I am running the following query to check space used:
Here are the results:
schemanametablenamerow_countreserved_KBdata_KBindex_size_KBunused_KB
BadSchemaBadTable1170156881701529632360
I ran the following command:
SELECT CAST(BadColumn AS VARCHAR(MAX))
INTO BadSchema.BadTable_VarcharMax
FROM BadSchema.BadTable;
And then I checked the space again. Here are the results:
schemanametablenamerow_countreserved_KBdata_KBindex_size_KBunused_KB
BadSchemaBadTable1170156881701529632360
BadSchemaBadTable_VarcharMax147204688824
Can anyone explain this?
Thanks,
SQL Dude
April 30, 2014 at 11:17 am
my first guess: the table is a heap, and does not have a clustered index.
in the case of a heap, if you update data, or delete and reinsert individual rows (without getting a table lock), a heap never frees up the space previously occupied by the pages of data, unless you got a table lock on the table for the delete/update operation.
my suggestion:
create a clone of the table featuring a clustered index (ie BadTable_tmp)
insert the data into that table,
rename the old table to something else
and rename the clone table to the original name
i'll bet you consistently see the data is much smaller.
Lowell
April 30, 2014 at 11:30 am
To further on Lowell's point, what is the output of "select datalength(xml_column) from bad_table"? Should be about 70% of the nvarchar conversion normally.
😎
April 30, 2014 at 11:37 am
Lowell (4/30/2014)
my first guess: the table is a heap, and does not have a clustered index.in the case of a heap, if you update data, or delete and reinsert individual rows (without getting a table lock), a heap never frees up the space previously occupied by the pages of data, unless you got a table lock on the table for the delete/update operation.
my suggestion:
create a clone of the table featuring a clustered index (ie BadTable_tmp)
insert the data into that table,
rename the old table to something else
and rename the clone table to the original name
i'll bet you consistently see the data is much smaller.

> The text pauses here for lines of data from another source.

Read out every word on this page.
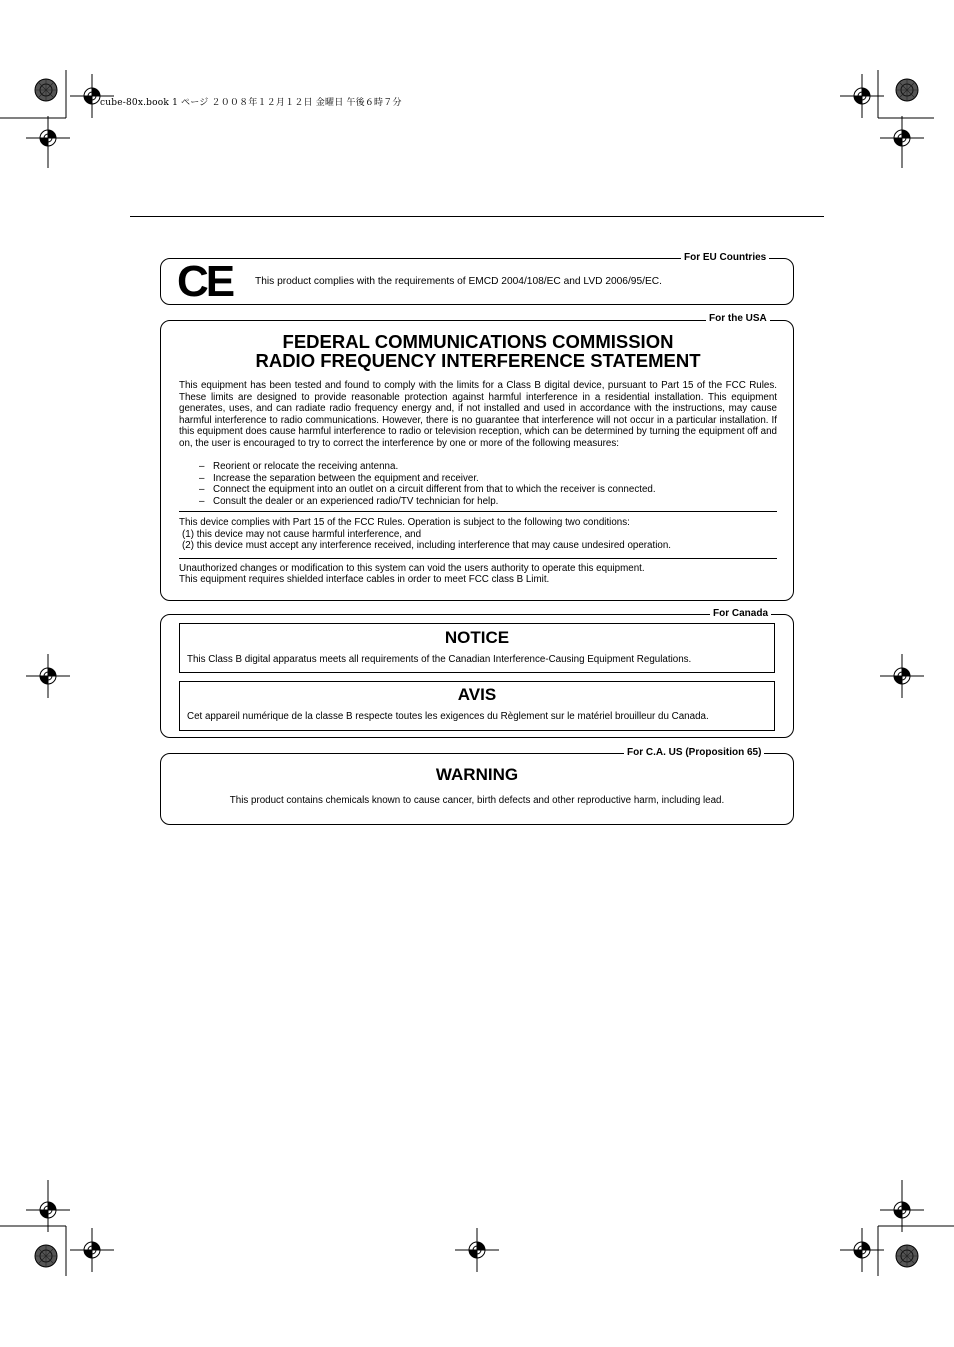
cube-80x.book 1 ページ ２００８年１２月１２日 金曜日 午後６時７分
For EU Countries
CE This product complies with the requirements of EMCD 2004/108/EC and LVD 2006/95/EC.
For the USA
FEDERAL COMMUNICATIONS COMMISSION
RADIO FREQUENCY INTERFERENCE STATEMENT
This equipment has been tested and found to comply with the limits for a Class B digital device, pursuant to Part 15 of the FCC Rules. These limits are designed to provide reasonable protection against harmful interference in a residential installation. This equipment generates, uses, and can radiate radio frequency energy and, if not installed and used in accordance with the instructions, may cause harmful interference to radio communications. However, there is no guarantee that interference will not occur in a particular installation. If this equipment does cause harmful interference to radio or television reception, which can be determined by turning the equipment off and on, the user is encouraged to try to correct the interference by one or more of the following measures:
– Reorient or relocate the receiving antenna.
– Increase the separation between the equipment and receiver.
– Connect the equipment into an outlet on a circuit different from that to which the receiver is connected.
– Consult the dealer or an experienced radio/TV technician for help.
This device complies with Part 15 of the FCC Rules. Operation is subject to the following two conditions:
(1) this device may not cause harmful interference, and
(2) this device must accept any interference received, including interference that may cause undesired operation.
Unauthorized changes or modification to this system can void the users authority to operate this equipment.
This equipment requires shielded interface cables in order to meet FCC class B Limit.
For Canada
NOTICE
This Class B digital apparatus meets all requirements of the Canadian Interference-Causing Equipment Regulations.
AVIS
Cet appareil numérique de la classe B respecte toutes les exigences du Règlement sur le matériel brouilleur du Canada.
For C.A. US (Proposition 65)
WARNING
This product contains chemicals known to cause cancer, birth defects and other reproductive harm, including lead.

Thank you for the reply. The table is not a heap, there is an identity column with a clustered index primary key.
April 30, 2014 at 11:39 am
Eirikur Eiriksson (4/30/2014)
To further on Lowell's point, what is the output of "select datalength(xml_column) from bad_table"? Should be about 70% of the nvarchar conversion normally.😎
Thanks for your reply.
The value returned for select datalength(BadColumn) from BadSchema.BadTable is 3345897 (so like... 3.19 MB?) Now I'm really confused.
April 30, 2014 at 11:43 am
SQLdude412 (4/30/2014)
Eirikur Eiriksson (4/30/2014)
To further on Lowell's point, what is the output of "select datalength(xml_column) from bad_table"? Should be about 70% of the nvarchar conversion normally.😎
Thanks for your reply.
The value returned for select datalength(BadColumn) from BadSchema.BadTable is 3345897 (so like... 3.19 MB?) Now I'm really confused.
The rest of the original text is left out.